If I had my giant hotwire probe in space as some relativistic grid turbulence passed by, and my probe measures the velocity every 1 second, what am I really measuring in the fluid when the fluid has a different "clock"? And how do I use that signal to compute a frequency spectrum?
 A: An incomplete answer:
In the non-relativistic case, one often sees correlation functions that involve three velocities $v$.  In the relativistic case, the velocities are typically all replaced with more Lorentz covariant objects, for example the stress tensor $T^{\mu\nu}$.  (See for example this paper by Westernacher-Schneider et al.)  While the stress tensor and three velocities of course transform under the Lorentz group, the transformation rules for the stress tensor, since it's a tensor, are a bit a nicer.
Pace tpg2114, I've frankly always been a little disappointed by the numerical evidence I've seen for the 5/3 scaling law.
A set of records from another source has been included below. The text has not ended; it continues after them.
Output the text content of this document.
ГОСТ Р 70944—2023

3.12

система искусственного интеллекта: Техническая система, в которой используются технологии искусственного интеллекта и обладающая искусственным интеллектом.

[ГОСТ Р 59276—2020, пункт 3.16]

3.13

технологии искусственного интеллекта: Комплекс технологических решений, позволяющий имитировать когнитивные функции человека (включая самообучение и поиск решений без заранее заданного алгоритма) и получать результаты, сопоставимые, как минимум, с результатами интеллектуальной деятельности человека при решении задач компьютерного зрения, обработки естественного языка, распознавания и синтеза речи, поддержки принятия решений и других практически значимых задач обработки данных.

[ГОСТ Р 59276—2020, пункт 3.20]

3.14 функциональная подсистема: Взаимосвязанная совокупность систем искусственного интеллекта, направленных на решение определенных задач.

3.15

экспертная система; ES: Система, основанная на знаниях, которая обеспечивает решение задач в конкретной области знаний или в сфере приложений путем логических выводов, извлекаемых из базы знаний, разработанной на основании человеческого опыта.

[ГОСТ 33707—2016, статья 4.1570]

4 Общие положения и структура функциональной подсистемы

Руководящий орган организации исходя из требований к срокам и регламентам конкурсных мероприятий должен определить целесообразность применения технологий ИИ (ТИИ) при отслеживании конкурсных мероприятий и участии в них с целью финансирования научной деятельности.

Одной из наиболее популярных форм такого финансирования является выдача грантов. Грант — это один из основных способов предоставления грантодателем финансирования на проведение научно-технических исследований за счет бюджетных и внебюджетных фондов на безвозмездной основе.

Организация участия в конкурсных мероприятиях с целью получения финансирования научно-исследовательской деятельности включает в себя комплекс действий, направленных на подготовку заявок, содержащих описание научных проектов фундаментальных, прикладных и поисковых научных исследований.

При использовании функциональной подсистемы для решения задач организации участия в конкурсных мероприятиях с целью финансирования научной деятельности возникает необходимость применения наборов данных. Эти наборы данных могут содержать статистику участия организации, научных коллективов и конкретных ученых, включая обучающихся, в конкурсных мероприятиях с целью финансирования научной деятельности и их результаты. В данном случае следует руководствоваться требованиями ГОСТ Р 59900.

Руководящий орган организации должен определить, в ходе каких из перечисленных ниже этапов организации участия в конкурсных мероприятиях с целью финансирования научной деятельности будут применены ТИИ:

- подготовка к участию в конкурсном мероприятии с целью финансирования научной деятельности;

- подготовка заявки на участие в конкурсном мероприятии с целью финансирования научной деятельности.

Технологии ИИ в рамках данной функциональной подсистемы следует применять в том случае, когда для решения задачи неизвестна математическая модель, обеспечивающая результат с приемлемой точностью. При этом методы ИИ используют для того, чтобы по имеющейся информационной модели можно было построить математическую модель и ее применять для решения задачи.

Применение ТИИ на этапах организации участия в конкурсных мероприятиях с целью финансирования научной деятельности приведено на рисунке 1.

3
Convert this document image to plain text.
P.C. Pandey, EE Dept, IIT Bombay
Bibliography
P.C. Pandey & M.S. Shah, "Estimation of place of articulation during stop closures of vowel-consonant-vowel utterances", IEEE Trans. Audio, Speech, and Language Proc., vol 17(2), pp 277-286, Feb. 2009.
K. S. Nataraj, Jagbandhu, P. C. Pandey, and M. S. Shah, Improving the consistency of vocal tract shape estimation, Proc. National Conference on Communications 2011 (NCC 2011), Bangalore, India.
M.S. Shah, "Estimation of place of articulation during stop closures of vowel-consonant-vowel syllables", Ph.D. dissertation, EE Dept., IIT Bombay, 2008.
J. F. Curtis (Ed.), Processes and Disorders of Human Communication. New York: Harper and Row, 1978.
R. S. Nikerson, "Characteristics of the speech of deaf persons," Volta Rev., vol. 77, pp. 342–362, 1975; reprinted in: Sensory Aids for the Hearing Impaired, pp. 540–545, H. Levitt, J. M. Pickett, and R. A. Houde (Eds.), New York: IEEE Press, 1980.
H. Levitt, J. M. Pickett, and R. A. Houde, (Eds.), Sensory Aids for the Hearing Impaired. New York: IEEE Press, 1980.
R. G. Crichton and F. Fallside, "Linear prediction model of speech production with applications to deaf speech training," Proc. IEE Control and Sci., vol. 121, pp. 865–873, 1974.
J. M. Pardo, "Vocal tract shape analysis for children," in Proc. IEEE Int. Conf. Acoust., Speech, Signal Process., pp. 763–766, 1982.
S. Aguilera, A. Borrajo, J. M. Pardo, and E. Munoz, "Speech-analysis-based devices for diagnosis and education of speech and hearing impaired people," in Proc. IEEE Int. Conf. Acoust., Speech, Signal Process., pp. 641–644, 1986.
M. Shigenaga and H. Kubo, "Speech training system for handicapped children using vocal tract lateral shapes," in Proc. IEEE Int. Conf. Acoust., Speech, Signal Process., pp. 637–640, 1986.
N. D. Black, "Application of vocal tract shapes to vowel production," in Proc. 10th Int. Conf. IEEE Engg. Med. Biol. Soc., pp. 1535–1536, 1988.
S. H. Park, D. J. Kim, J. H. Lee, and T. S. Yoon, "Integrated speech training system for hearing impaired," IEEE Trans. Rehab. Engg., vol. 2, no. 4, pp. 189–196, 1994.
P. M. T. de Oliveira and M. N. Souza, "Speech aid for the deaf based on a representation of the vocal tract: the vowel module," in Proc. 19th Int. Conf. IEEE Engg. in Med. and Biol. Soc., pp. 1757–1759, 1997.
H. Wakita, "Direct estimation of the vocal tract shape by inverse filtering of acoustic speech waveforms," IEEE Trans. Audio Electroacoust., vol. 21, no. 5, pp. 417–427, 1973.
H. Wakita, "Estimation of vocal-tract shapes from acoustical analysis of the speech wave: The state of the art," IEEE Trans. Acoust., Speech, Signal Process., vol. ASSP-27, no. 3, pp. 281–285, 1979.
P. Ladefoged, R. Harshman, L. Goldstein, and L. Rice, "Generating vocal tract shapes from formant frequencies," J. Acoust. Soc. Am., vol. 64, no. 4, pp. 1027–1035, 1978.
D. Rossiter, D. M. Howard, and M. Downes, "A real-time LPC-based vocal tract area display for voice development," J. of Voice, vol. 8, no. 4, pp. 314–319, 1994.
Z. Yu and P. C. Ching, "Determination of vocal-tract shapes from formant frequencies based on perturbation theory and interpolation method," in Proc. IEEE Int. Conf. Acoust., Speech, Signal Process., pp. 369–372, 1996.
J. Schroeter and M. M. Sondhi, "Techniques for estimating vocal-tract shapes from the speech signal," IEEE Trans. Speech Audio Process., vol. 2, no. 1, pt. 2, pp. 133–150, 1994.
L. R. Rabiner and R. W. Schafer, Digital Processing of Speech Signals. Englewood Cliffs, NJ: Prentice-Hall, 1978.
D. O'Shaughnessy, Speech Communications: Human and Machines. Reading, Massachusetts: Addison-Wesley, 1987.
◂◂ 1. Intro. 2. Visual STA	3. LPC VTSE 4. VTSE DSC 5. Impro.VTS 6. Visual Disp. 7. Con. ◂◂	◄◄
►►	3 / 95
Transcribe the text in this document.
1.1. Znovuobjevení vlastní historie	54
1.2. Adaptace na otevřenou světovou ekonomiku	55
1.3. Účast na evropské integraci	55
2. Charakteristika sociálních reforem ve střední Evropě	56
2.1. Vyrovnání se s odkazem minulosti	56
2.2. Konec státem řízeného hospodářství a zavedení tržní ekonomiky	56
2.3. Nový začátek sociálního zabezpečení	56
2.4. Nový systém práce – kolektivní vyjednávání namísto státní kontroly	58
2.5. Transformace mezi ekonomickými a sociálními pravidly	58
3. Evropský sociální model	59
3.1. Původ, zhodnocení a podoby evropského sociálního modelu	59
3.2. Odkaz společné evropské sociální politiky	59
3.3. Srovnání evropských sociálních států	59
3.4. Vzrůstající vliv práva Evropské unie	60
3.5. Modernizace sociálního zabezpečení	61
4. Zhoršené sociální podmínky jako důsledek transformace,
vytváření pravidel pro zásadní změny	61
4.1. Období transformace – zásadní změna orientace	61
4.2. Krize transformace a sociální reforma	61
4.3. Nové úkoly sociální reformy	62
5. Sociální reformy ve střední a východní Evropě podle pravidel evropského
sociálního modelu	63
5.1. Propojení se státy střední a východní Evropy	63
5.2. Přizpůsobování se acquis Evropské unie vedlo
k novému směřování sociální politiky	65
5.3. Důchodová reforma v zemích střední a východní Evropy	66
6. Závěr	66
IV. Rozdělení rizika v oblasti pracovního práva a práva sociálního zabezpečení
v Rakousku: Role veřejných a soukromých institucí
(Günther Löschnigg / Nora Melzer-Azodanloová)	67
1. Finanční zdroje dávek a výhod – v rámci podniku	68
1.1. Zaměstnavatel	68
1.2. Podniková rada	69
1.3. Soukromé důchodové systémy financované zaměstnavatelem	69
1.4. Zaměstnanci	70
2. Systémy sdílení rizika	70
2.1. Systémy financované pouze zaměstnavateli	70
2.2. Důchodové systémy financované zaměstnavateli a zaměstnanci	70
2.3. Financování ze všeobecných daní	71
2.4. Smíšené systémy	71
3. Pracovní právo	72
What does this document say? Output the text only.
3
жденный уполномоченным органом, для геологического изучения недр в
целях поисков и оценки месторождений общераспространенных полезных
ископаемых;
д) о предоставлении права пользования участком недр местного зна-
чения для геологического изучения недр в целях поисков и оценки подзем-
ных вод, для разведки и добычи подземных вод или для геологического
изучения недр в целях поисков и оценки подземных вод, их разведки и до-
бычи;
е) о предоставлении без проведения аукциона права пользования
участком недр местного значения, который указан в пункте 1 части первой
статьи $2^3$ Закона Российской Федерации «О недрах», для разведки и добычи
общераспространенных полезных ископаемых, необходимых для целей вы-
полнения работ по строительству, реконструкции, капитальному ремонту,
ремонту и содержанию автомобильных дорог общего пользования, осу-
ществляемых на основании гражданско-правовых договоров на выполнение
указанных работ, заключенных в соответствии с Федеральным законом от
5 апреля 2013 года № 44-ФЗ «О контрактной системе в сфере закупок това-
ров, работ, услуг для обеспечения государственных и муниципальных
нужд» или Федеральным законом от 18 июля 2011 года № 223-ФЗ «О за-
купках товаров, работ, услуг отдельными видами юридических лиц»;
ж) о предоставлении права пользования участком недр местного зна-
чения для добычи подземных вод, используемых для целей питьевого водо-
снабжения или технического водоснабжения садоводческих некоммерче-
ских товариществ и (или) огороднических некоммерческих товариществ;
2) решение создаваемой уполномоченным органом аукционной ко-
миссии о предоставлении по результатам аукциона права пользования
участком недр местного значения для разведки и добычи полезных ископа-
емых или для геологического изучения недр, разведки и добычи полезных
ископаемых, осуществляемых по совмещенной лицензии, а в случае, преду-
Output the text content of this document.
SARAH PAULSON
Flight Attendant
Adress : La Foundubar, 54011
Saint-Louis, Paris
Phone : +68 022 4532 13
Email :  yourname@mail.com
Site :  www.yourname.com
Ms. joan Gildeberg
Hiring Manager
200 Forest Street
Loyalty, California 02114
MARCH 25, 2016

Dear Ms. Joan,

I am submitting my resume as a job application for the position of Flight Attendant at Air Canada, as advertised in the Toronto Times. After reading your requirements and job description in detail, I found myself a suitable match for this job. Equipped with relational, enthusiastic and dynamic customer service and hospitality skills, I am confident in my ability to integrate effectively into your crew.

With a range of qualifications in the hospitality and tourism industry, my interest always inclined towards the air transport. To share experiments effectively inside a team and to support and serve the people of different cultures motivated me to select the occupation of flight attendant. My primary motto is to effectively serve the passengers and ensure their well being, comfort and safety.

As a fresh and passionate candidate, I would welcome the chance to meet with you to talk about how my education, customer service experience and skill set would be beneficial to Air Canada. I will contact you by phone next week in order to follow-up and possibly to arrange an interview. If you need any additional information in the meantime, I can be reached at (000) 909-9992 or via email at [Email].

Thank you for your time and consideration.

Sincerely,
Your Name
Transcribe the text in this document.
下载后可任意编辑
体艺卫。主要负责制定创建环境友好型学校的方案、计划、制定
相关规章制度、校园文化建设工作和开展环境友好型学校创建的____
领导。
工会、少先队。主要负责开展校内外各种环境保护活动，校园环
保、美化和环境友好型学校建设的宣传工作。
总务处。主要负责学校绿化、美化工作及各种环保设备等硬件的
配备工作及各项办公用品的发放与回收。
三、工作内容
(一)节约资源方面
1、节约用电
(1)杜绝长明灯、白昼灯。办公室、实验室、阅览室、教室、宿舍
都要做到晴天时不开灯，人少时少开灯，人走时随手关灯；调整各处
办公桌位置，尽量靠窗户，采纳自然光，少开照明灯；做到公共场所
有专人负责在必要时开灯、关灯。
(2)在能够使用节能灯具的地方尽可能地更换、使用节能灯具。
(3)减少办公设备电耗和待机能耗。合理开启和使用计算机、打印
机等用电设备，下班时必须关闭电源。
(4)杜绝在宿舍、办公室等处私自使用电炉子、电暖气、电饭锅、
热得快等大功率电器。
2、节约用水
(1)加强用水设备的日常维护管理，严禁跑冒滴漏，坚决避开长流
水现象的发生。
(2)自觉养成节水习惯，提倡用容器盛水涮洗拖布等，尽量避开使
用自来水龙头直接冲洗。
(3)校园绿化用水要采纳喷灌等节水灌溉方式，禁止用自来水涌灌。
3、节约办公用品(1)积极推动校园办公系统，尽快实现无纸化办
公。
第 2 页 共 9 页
Figure 3 (left) in the paper I cited above for example looks like a huge effort by a serious numerical relativist in the ideal case, and yet it's still noisy.  Figure 2 in this very impressive paper also purportedly supports 5/3 scaling but now with some non-negligible viscosity, and yet it's not what I would call a smoking gun.  There was even this paper which studies ideal, incompressible, non-relativistic hydro and involved an enormous simulation on graphics cards and yet produced what I thought at the end of the day was an underwhelming plot. It may just be extremely different to get enough separation of scales in a numerical simulation to see 5/3 over more than a decade in $k$.  But the theorist in me wonders if maybe there is also more to the story. (I've also only given 2+1 dimensional examples above where there is actually more going on -- an enstrophy cascade.  I'm not familiar with the numerical story in 3+1 dimensions.)
Anyway, the way these simulations are usually set up, I understand, is to pump in energy at one scale and pump it out at another.  In the 2+1 dimensional case, one pumps in at small scale because of the inverse cascade and pumps out at large scale.  In the 3+1 dimensional case, I assume one pumps in at large scale and out at small scale.  Having done that, there is then automatically a preferred frame -- from having a box, from deciding how to pump energy in and out.  One is presumably supposed to compute the correlation functions in that frame.  Then from these correlation functions one can extract the 5/3 scaling.  
Now if all the components of the stress-tensor two-point function satisfy the 5/3 scaling, it's possible one would see the scaling independent of frame because of the linearity of the transformation law for the stress-tensor under boosts.  I don't know if anyone has looked at this in detail.  I suspect the story is more complicated.